Best-for: Protecting your eyesight without looking like a Rapha acolyte.
How To Buy Ice Climbing Gear
Ice climbing is the most gear intensive, and therefore expensive, iteration of climbing. It’s also the most location and condition specific. So, it’s no surprise that it remains the most niche. But with that comes an allure to buy everything. If you’re starting out, we recommend being conservative on how much you spend before you know exactly what you’re looking for—much like a $200 pair of rock shoes is unnecessary for a beginner. Secondhand gear will give you a feel for the sport and your preferences before you throw down thousands on a fancy new kit. Check out online forums like MountainProject.com and eBay, or even your local Facebook Marketplace.

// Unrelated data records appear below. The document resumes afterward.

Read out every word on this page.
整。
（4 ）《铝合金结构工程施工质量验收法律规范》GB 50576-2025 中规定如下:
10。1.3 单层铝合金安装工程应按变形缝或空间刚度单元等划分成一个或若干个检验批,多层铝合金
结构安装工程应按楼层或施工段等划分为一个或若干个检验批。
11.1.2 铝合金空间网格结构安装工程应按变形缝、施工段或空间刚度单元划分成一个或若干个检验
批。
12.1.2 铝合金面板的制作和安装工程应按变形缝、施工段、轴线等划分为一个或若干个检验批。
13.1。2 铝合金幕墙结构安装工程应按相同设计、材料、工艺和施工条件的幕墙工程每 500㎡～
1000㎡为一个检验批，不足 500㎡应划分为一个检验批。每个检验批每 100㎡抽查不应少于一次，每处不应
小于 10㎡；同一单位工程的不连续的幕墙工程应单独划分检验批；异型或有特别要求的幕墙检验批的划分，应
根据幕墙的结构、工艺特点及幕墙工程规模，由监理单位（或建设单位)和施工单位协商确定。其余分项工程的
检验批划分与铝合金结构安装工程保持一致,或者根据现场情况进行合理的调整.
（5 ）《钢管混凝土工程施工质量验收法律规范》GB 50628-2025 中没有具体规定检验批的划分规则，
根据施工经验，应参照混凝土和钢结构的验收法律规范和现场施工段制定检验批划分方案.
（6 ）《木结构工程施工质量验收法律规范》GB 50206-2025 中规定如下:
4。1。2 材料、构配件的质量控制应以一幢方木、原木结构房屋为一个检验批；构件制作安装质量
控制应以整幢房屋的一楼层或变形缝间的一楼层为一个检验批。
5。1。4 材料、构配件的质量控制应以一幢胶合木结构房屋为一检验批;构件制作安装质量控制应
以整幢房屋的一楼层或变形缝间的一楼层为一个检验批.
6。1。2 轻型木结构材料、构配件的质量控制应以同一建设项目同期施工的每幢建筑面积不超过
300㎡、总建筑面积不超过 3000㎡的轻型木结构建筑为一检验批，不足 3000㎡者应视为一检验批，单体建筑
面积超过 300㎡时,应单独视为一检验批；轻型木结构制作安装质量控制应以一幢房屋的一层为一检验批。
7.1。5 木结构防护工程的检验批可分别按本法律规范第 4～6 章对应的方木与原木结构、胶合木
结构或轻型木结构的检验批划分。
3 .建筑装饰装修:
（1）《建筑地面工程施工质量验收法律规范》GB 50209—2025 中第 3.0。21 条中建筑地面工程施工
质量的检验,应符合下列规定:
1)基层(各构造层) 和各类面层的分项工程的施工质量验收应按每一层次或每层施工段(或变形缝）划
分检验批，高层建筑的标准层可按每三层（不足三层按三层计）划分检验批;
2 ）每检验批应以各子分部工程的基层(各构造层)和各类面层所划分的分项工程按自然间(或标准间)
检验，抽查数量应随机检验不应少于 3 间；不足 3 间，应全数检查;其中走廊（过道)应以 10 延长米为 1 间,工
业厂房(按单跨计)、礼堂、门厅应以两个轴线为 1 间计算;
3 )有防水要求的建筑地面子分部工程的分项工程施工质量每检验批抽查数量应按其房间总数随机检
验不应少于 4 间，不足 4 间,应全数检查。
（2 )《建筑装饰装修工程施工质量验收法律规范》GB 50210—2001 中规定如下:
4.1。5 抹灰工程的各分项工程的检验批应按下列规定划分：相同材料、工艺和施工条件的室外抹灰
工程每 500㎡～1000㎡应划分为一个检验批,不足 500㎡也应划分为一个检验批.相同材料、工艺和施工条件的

For those ready to dive in on new gear, boots are a number one spending priority. Take care of your feet—you can’t get anywhere without them. Most modern tools and crampons will last for years, which means used pairs perform like new with a fresh set of picks or frontpoints. But boots wear out and a nice, new pair suited to your fit will deliver the most bang-for-your-buck. Head to a local shop that knows the sport to get a well-fitting pair, and repay their expertise with a purchase. From there you can begin to accumulate hard goods like ice tools, crampons, and ice screws. Most ropes, draws, and harnesses can cover the gamut from rock to ice if purchased with versatility in mind.